The differentiation between ischemic and congestive cardiovascular deaths can be challenging in routine forensic practice, especially in early ischemia without established myocardial necrosis. Conventional autopsy and histology may fail to detect early biochemical alterations occurring within minutes to hours after coronary occlusion [13]. Molecular biomarkers reflecting acute ischemic stress, inflammatory activation, or metabolic shifts could therefore provide valuable complementary evidence [24].

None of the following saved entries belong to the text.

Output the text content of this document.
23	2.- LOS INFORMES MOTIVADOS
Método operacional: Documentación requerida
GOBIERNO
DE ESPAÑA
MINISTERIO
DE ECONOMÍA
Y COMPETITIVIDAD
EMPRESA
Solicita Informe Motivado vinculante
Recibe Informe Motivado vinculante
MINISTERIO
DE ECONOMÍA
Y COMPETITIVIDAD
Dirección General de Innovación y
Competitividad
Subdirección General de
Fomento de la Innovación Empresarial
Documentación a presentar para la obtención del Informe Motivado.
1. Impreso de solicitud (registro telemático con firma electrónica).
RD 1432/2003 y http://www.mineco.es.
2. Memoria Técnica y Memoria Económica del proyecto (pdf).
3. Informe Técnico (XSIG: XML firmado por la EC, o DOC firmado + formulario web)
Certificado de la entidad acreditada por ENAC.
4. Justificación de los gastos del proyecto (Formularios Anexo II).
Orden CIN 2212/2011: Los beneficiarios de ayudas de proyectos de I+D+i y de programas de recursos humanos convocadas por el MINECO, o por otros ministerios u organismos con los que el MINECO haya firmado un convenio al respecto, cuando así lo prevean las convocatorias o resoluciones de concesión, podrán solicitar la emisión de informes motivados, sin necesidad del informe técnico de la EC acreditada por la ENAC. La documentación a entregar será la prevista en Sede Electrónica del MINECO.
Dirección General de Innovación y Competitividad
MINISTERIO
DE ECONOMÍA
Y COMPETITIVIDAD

Proteomic approaches have increasingly demonstrated their potential in forensic pathology, particularly for sudden cardiac death investigation [25,26]. Our findings, based on proteomic profiling of cardiac tissue, revealed the expression of different proteins between CV and non-CV deaths and, more specifically, between ischemic and congestive mechanisms. ApoA-IV may reflect acute ischemic metabolic disturbances rather than chronic hemodynamic overload and can be measured in plasma. If validated, such biomarkers could support cause-of-death certification in complex forensic cases, especially when morphological findings are equivocal.

4.4. Limitations

Several limitations must be acknowledged. First, the pilot nature and small sample size reduce statistical power and may inflate apparent effect sizes. More restrictive statistical analyses have been applied to obtain a more real-world interpretation of our results. Second, postmortem biological variability—including agonal state, resuscitation attempts, and individual comorbidities—may influence protein expression profiles. Third, although cases were restricted to a postmortem interval under 24 h and preserved under standardized conditions, postmortem proteolysis and redistribution cannot be completely excluded. The absence of external validation limits generalizability. Finally, biological interpretation remains speculative and the mechanistic explanation for the ApoA-IV role needs further functional experiments that are beyond the scope of the present pilot experiment.

4.5. Future Directions

Future studies should include larger, multicenter cohorts with independent validation sets to confirm the diagnostic accuracy of ApoA-IV and other candidates. Integration with transcriptomic or metabolomic approaches may further refine mechanistic understanding. In this context, artificial intelligence (AI) may further enhance proteomic analyses by enabling the identification of complex patterns within large-scale datasets, thereby improving diagnostic accuracy and risk stratification in cardiovascular diseases [27]. Moreover, evaluating biomarker performance in challenging subgroups—such as early myocardial infarction without macroscopic lesions—would clarify real-world forensic translational value.

5. Conclusions

This study demonstrates that high-resolution proteomic analysis of postmortem cardiac tissue reveals distinct molecular patterns associated with cardiovascular causes of death. Although AAT showed differential tissue expression without significant plasma discrimination, ApoA-IV emerged as a promising candidate biomarker for ischemic cardiac death. Despite the need for external validation, these findings highlight the potential of multimarker proteomic strategies to complement conventional autopsy and improve diagnostic accuracy in forensic pathology.